Ano właśnie...Dzięki za "szeroką" konkluzję. Co prawda nie sugerowałem, że lampa błyskowa emituje więcej "niebieskiego" niż "czerwonego" - powinna być pod tym względem neutralna, lecz, że może uczulenie Superpana jest mniejsze na niebieską część widma.
Rzeczywiście wygląda, że deklarowana czułość tego materiału jest istotnie niższa.
Szkoda, że nie mogę pokazać dwóch pierwszych klatek z tego nega (nie mam skanera do filmów).
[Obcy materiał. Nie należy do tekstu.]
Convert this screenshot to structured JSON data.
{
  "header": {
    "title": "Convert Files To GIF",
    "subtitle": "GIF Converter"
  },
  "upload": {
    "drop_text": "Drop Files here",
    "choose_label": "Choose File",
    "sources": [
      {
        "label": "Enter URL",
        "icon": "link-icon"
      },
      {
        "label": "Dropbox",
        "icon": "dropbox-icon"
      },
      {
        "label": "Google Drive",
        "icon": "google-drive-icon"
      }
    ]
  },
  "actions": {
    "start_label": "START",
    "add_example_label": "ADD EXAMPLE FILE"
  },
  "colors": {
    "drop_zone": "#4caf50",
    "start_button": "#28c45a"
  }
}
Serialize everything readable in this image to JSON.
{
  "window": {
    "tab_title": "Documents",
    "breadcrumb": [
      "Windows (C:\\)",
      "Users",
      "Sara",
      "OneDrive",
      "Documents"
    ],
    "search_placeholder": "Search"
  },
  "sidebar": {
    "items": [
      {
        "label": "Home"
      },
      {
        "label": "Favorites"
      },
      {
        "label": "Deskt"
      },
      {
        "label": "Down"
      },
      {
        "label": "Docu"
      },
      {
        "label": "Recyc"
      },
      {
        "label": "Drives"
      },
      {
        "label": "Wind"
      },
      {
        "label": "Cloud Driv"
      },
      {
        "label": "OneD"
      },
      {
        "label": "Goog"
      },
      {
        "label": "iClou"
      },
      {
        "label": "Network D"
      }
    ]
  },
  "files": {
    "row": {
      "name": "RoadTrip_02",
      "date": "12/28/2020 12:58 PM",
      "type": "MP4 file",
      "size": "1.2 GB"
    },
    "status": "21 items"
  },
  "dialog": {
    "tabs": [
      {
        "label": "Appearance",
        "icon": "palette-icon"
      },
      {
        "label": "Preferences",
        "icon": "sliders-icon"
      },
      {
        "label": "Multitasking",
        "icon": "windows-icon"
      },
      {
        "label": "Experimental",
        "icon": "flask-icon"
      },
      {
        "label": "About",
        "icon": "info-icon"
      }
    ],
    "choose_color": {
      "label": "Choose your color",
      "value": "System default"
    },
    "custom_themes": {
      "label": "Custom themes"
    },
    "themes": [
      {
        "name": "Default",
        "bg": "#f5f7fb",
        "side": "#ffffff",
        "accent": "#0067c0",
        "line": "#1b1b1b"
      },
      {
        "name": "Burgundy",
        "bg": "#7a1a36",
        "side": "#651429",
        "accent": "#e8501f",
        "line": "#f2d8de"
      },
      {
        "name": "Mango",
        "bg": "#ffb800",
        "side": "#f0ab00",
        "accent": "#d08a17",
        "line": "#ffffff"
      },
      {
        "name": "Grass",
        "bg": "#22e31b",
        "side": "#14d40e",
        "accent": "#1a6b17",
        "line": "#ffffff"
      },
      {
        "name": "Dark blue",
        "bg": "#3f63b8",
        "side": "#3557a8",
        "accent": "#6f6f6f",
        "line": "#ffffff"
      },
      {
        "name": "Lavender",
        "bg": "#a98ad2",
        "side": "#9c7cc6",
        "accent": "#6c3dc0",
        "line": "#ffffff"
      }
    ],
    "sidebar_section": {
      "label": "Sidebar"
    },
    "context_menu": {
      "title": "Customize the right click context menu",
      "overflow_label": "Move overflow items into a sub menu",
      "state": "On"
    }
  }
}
Były robione w natywnym świetle bez lampy: nie przestawiłem w aparacie czułości po poprzednim filmie i pierwszą klatkę naświetliłem na 100 ASA, po zauważeniu "błędu" powtórzyłem ujęcie na 200. I cóż - to ta pierwsza jest lepsza, bardziej kontrastowa, ogólnie bardziej "mięsista". Następny film zrobię więc na 100, zobaczymy...
Awatar użytkownika
wosk
-#
Posty: 979
Rejestracja: 06 mar 2007, 22:26
Lokalizacja: Mazury
Kontakt:

Post autor: wosk »

Ładnie :!: A na ile był świecony? Chyba rzeczywiście zostawię go sobie do letnich plenerów :-P
Awatar użytkownika
technik219
-#
Posty: 3353
Rejestracja: 13 lut 2011, 20:15
Lokalizacja: ze wsi

Post autor: technik219 »

W zakresie czerwonym i bliskiej podczerwieni Superpan jest jeszcze bardziej czuły niż RR 400S. Proponuję ściągnąć sobie z sieci wykresy czułości spektralnej kilku podstawowych materiałów i nałożyć na siebie. Zrobiłem tak z RR 400, RR 400S, Superpanem i Fomą 400. Zaiste, ciekawy materiał do przemyśleń.